Ce qui est intéressant dans ce contentieux, et qui interpelle quand on connaît le sujet – vous avez parlé de réunions politiques au sujet des détenus corses –, c'est que le tribunal administratif de Toulon, reprenant l'un des moyens développés par les avocats, parle d'une fausse réunion de la commission locale DPS à Toulon, et le Conseil d'État n'infirme pas ce point. Une puissante ingénierie est ainsi mise en œuvre par l'administration centrale fin 2011 pour produire de faux documents destinés à justifier l'avis de cette commission locale. Ce n'est pas moi qui le dis, c'est le tribunal administratif de Toulon, au sujet d'une fausse réunion du 13 décembre 2011, préalable à l'avis de la commission nationale qui a eu lieu le 14 décembre. Le Conseil d'État n'y revient pas puisqu'il ne s'agit que d'un avis. Mais on ne peut que s'interroger – d'autant qu'il y a eu d'autres contentieux ensuite – sur l'énergie ainsi consacrée à créer les conditions d'un avis de maintien alors que la réunion ne s'est pas tenue.

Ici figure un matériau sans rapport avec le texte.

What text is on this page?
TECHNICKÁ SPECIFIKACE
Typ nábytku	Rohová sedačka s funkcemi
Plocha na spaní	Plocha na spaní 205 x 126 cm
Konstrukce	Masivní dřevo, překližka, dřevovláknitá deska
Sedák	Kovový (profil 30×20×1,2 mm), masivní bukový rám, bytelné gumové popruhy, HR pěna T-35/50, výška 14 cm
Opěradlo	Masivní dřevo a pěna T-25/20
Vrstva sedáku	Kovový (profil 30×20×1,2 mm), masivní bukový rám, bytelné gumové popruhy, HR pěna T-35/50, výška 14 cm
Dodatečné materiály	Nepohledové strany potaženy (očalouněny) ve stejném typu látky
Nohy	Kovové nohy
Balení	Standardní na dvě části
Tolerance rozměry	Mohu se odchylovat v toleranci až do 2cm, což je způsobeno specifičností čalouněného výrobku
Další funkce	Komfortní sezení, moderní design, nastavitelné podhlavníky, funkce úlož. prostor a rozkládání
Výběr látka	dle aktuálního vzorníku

En ce qui concerne le rapprochement familial, Yvan Colonna avait deux enfants, il ne voyait plus sa mère depuis quinze ans et son plus jeune fils depuis trois ans. Nous sommes nombreux, juristes ou politiques, à estimer que 500 kilomètres de distance, d'une île qui plus est, et un coût de plusieurs centaines d'euros pour qu'un seul membre de la famille se rende en unité de vie familiale (UVF) empêchent le rapprochement familial d'être effectif. On peut maintenant le dire, puisque les choses se sont hélas finies comme on sait.

L'affaire d'Arles est grave. Il ne s'agit pas de deux détenus qui se seraient croisés au cours d'une promenade et dont l'un aurait donné un coup de couteau à l'autre. L'enchaînement des faits et la genèse du parcours de Franck Elong Abé forment un alignement de planètes allant jusqu'à faire dire à l'actuel directeur de l'administration pénitentiaire que la réalité a dépassé la fiction. Je ne reviens pas sur la vidéosurveillance ; selon l'Inspection générale de la justice (IGJ), même si l'agent avait appuyé sur le bouton censé correspondre à l'écran de la salle de sport, ce n'est pas celui-ci qui serait apparu. Les directeurs de l'établissement acquiescent en disant que Franck Elong Abé, en entrant dans la salle, ne regarde pas la caméra car il sait qu'il ne risque rien de ce côté.

Les commissions nationales DPS se réunissaient-elles de manière régulière, y compris sous votre administration ?

Ma seconde question est plus politique. Vous avez évoqué des réunions avec le Premier ministre sur ces sujets. Confirmez-vous que, dans ces réunions, il n'a jamais été fait référence au traumatisme de l'assassinat du préfet Claude Érignac ni à un engagement, pris devant les parties civiles, à faire preuve d'une extrême sévérité dans ce dossier ?

En novembre 2021, six groupes parlementaires signent une tribune dans Le Monde pour demander la levée du statut de DPS. Des discussions ont lieu entre la collectivité de Corse et le Premier ministre Jean Castex à ce sujet, y compris sur l'éventuel aménagement d'un quartier spécifique à Borgo pour résoudre le problème du rapprochement familial. Le 2 mars, Yvan Colonna est assassiné. Tout cela est essentiel.